Seventeen Tobacco Farmers Settle Civil Claims in Widespread Crop Insurance Fraud Investigation
LEXINGTON, Ky.—Seventeen tobacco farmers throughout eastern Kentucky have agreed to resolve civil allegations that they violated the False Claims Act, a federal law that prohibits submitting false or fraudulent claims for payment to the government. As part of their civil settlement agreements, all of the defendants admitted that they submitted, or caused to be submitted, false claims to a federally-backed crop insurance program.
The United States Department of Agriculture administers its crop insurance program through approved private insurance companies, who sell federally-backed multi-peril crop insurance (“MPCI”) policies to farmers. MPCI policies provide insurance coverage for harvests that are at risk from inclement weather or other naturally occurring events. Under the crop insurance program, eligible farmers are paid benefits based, in part, on factual representations as to the amount of crop harvested and sold and the cause of loss.
As part of their civil settlement agreements, all 17 defendants admitted that they submitted, or caused to be submitted, false claims for MPCI indemnity payments to federally-funded approved crop insurance providers. Several defendants submitted claims for damaged tobacco crop in order to receive indemnity payments, but in fact sold the same tobacco for cash under fictitious names at Clay’s Tobacco Warehouse. Other defendants claimed ownership of the crops on their insurance applications, despite having partial or no ownership, in order to hide the identity of the crop owner and receive a cut of the indemnity payment.

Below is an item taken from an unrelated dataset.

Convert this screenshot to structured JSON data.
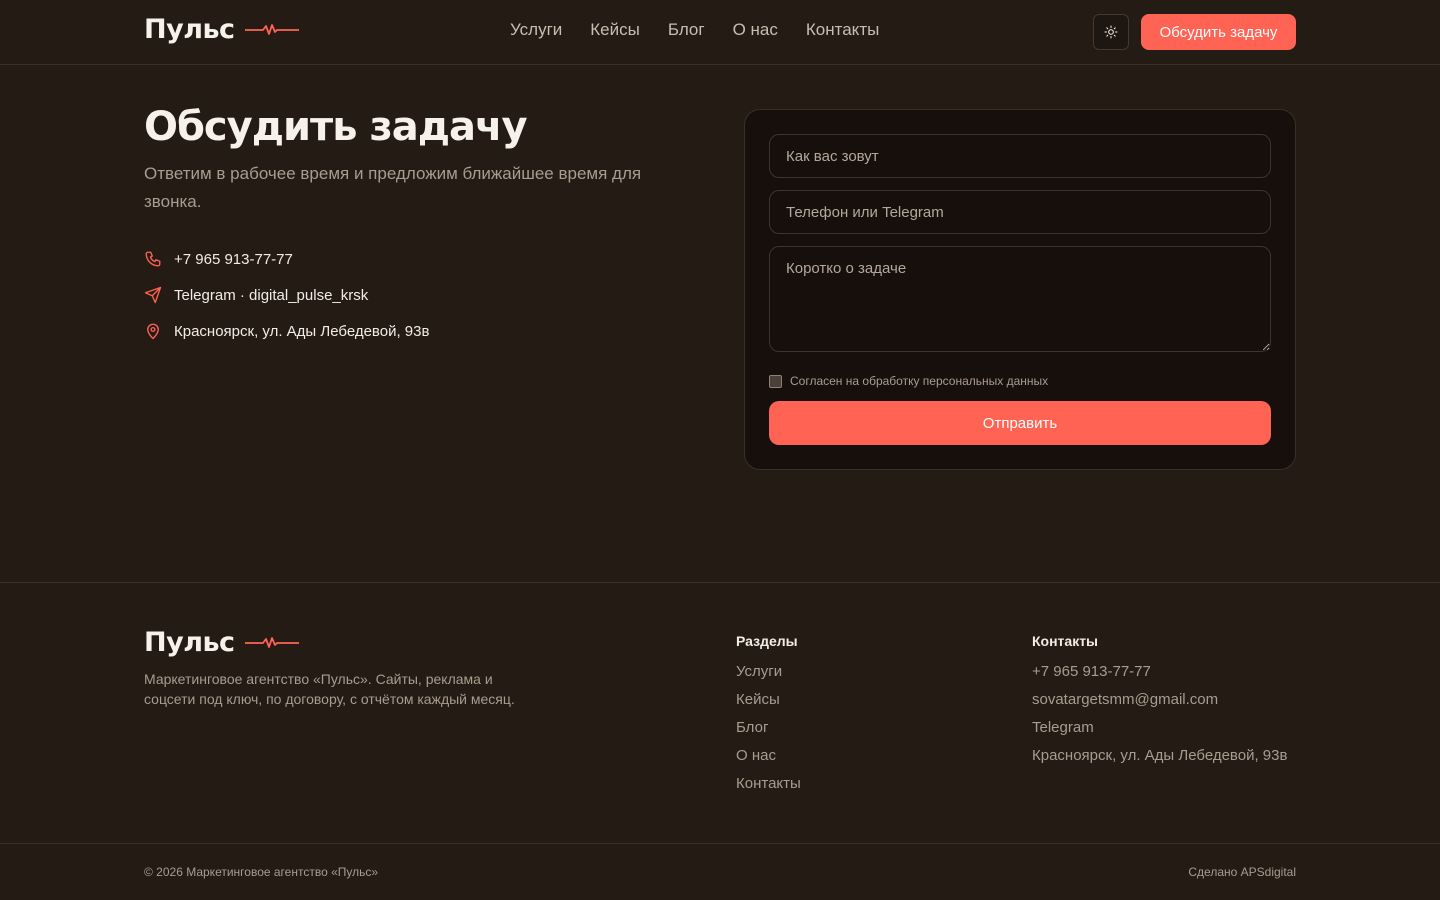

With assistance from crop insurance agents and adjusters, the defendants also inflated crop loss amounts and submitted falsified documentation about the quality of the tobacco crop to the insurance company. The 17 defendants acknowledged that they made these false statements and false claims in order to secure indemnity payments to which they were not otherwise entitled.
Collectively, these defendants received nearly $900,000 in indemnity payments as a result of their false claims. The defendants all have agreed to pay the United States as part of their settlement agreements. Several of the defendants also have agreed to sell farmland, vehicles, and other property and remit the net sale proceeds to the federal government.
The government’s work in this investigation illustrates its commitment to combatting crop insurance fraud through civil enforcement under the False Claims Act. Tips from all sources about potential fraud can be reported to the U.S. Department of Agriculture Office of Inspector General at http://www.usda.gov/oig/hotline.htm.
Robert M. Duncan, Jr., United States Attorney for the Eastern District of Kentucky; Jason Williams, Special Agent in Charge, United States Department of Agriculture Office of Inspector General; James Robert Brown, Jr., Special Agent in Charge, Federal Bureau of Investigation; Bryant Jackson, Special Agent in Charge, Internal Revenue Service-Criminal Investigation; and Juan Garrett, Director, Kentucky Department of Insurance Fraud Investigation Division, jointly announced the civil settlements.
These investigations are conducted by the United States Department of Agriculture Office of Inspector General, United States Department of Agriculture Risk Management Agency, Federal Bureau of Investigation, Internal Revenue Service-Criminal Investigation, and Kentucky Department of Insurance. The United States is represented by Assistant United States Attorneys Meghan Stubblebine and Christine Corndorf.